Assistant Administrator Janet McCabe, who leads EPA’s air office, released a memo in November that suggested that biomass energy — power from wood and other plant-based materials — would count toward states’ renewable energy goals as EPA seeks to regulate greenhouse gas emissions from the country’s electric sector (E&ENews PM, Nov. 19, 2014).

Biomass backers say the energy source is carbon-neutral because the trees that are grown to provide the energy source absorb carbon dioxide through photosynthesis, canceling out any emissions from the plant. Some environmental groups have criticized the assumption that biomass energy is low-carbon, saying the delay between emissions and carbon storage is too long to help slow climate change.

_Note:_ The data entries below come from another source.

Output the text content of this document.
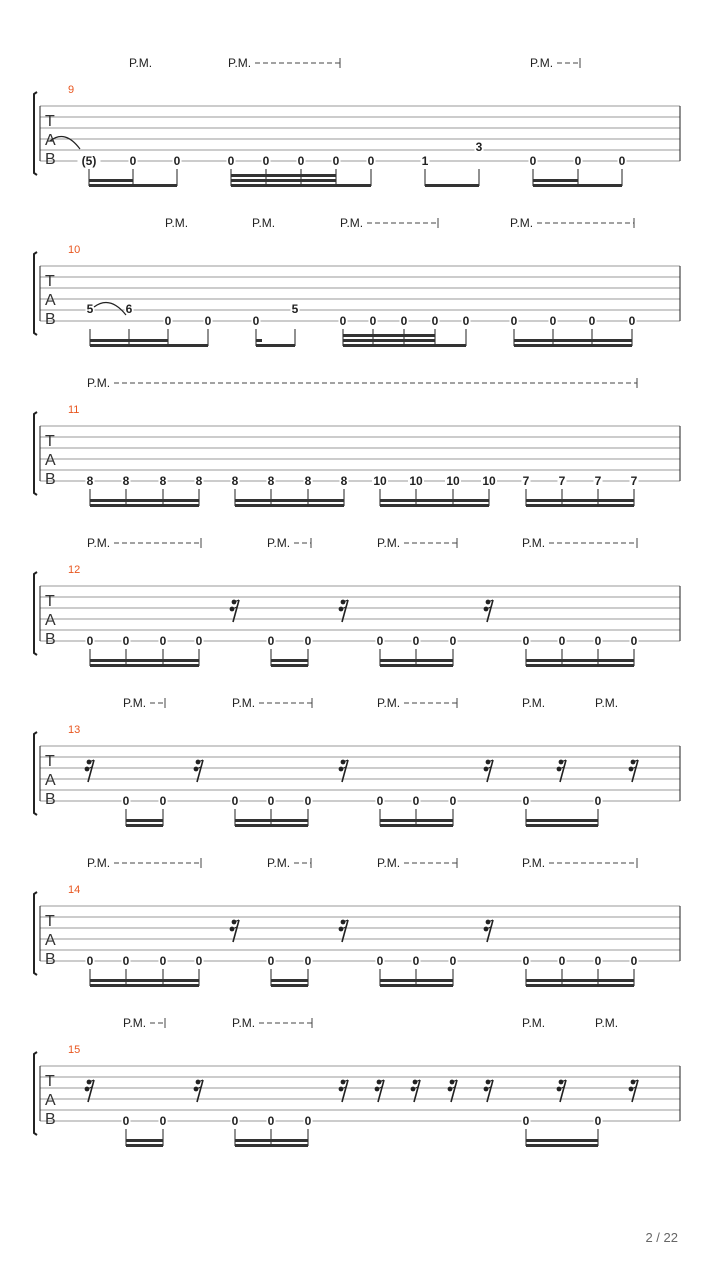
T
A
B
9
P.M.	P.M.	P.M.
(5)	0	0	0 0 0 0 0	1
3
0	0	0
T
A
B
10
P.M.	P.M.	P.M.	P.M.
5	6
0	0	0
5
0 0 0 0 0	0	0	0	0
T
A
B
11
P.M.
8 8	8 8 8 8	8 8 10 10 10 10 7 7 7 7
T
A
B
12
P.M.	P.M.	P.M.	P.M.
0 0	0 0	0	0	0 0	0	0 0 0 0
T
A
B
13
P.M.	P.M.	P.M.	P.M.	P.M.
0	0	0 0	0	0 0	0	0	0
T
A
B
14
P.M.	P.M.	P.M.	P.M.
0 0	0 0	0	0	0 0	0	0 0 0 0
T
A
B
15
P.M.	P.M.	P.M.	P.M.
0	0	0 0	0	0	0
2 / 22
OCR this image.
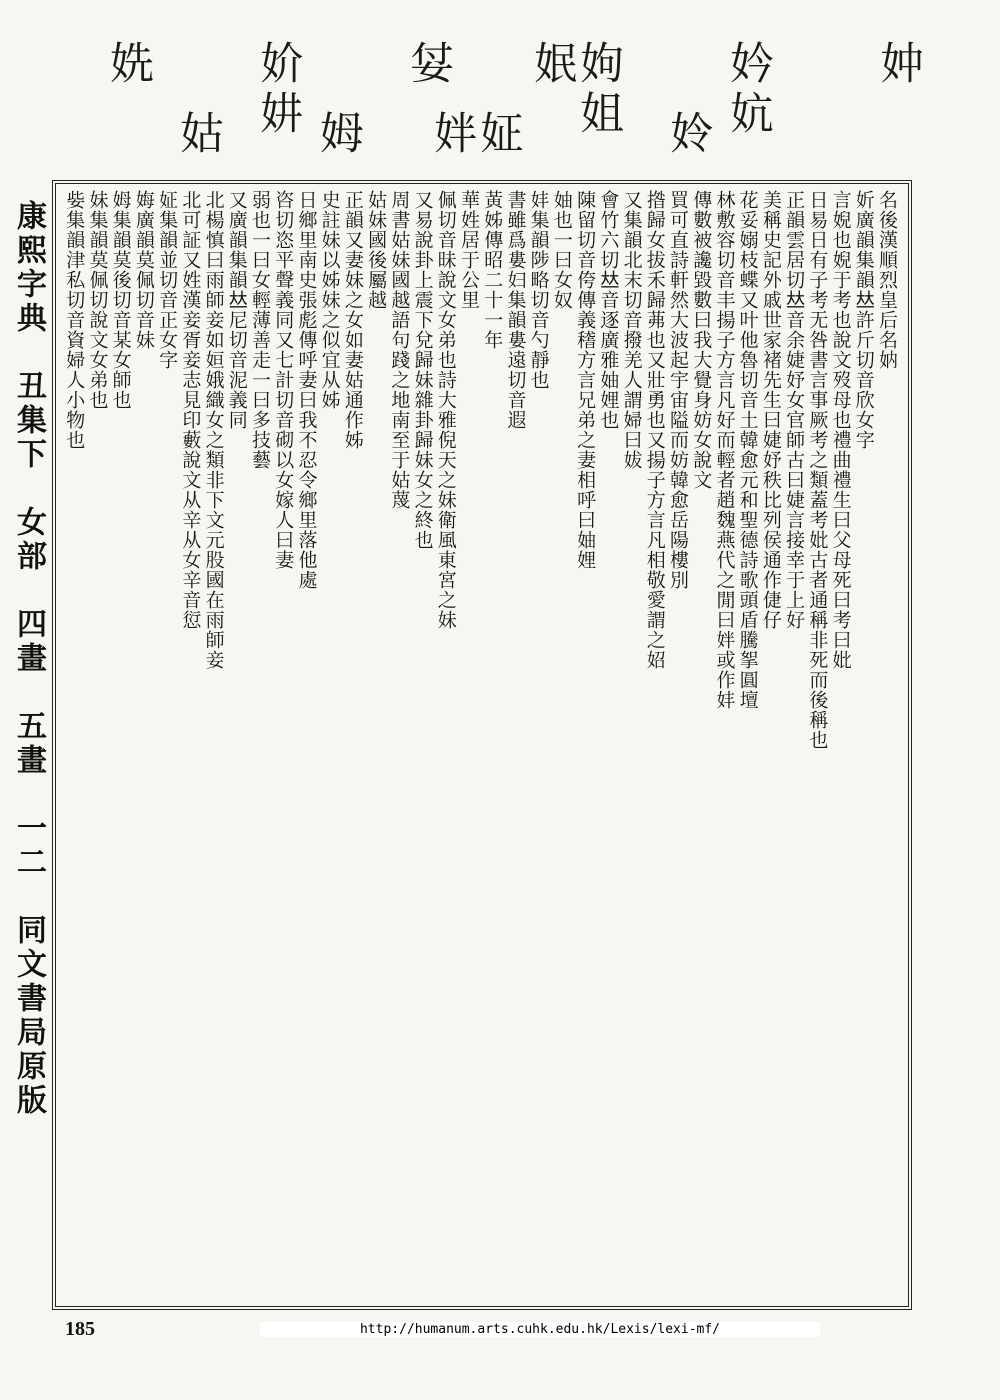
妕
妗妔
姁姐姄
姇
妎妌
姺
姈
姃姅
姆
姑
康熙字典　丑集下　女部　四畫　五畫　一二　同文書局原版	名後漢順烈皇后名妠
妡廣韻集韻𠀤許斤切音欣女字
言婗也婗于考也說文歿母也禮曲禮生曰父母死曰考曰妣
日易日有子考无咎書言事厥考之類蓋考妣古者通稱非死而後稱也
正韻雲居切𠀤音余婕妤女官師古曰婕言接幸于上好
美稱史記外戚世家褚先生曰婕妤秩比列侯通作倢仔
花妥嫋枝蝶又叶他魯切音土韓愈元和聖德詩歌頭盾騰挐圓壇
林敷容切音丰揚子方言凡好而輕者趙魏燕代之閒曰姅或作妦
傳數被讒毀數曰我大覺身妨女說文
買可直詩軒然大波起宇宙隘而妨韓愈岳陽樓別
揝歸女拔禾歸茀也又壯勇也又揚子方言凡相敬愛謂之妱
又集韻北末切音撥羌人謂婦曰妭
會竹六切𠀤音逐廣雅妯娌也
陳留切音侉傳義𥡴方言兄弟之妻相呼曰妯娌
妯也一曰女奴
妦集韻陟略切音勺靜也
書雖爲婁妇集韻婁遠切音遐
黃姊傳昭二十一年
華姓居于公里
佩切音昧說文女弟也詩大雅倪天之妹衛風東宮之妹
又易說卦上震下兌歸妹雜卦歸妹女之終也
周書姑妹國越語句踐之地南至于姑蔑
姑妹國後屬越
正韻又妻妹之女如妻姑通作姊
史註妹以姊妹之似宜从姊
日鄉里南史張彪傳呼妻曰我不忍令鄉里落他處
咨切恣平聲義同又七計切音砌以女嫁人曰妻
弱也一曰女輕薄善走一曰多技藝
又廣韻集韻𠀤尼切音泥義同
北楊慎曰雨師妾如姮娥織女之類非下文元股國在雨師妾
北可証又姓漢妾胥妾志見印藪說文从辛从女辛音愆
姃集韻並切音正女字
娒廣韻莫佩切音妹
姆集韻莫後切音某女師也
妹集韻莫佩切說文女弟也
姕集韻津私切音資婦人小物也
185	http://humanum.arts.cuhk.edu.hk/Lexis/lexi-mf/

“This decision contradicts sound science and promotes burning forest wood for electric power production, which is exactly the wrong direction for our county’s renewable energy policy,” says the letter, signed by the heads of the Conservation Law Foundation, the Environmental League of Massachusetts, Environment Massachusetts, Mass Audubon, the Massachusetts Sierra Club and the Partnership for Policy Integrity.

In her memo, McCabe said the agency would condone “sustainably-derived” feedstocks, a term that was not specifically defined in the report released with the memo.

Massachusetts tightened its standards for biomass use in 2012 (ClimateWire, April 30, 2012).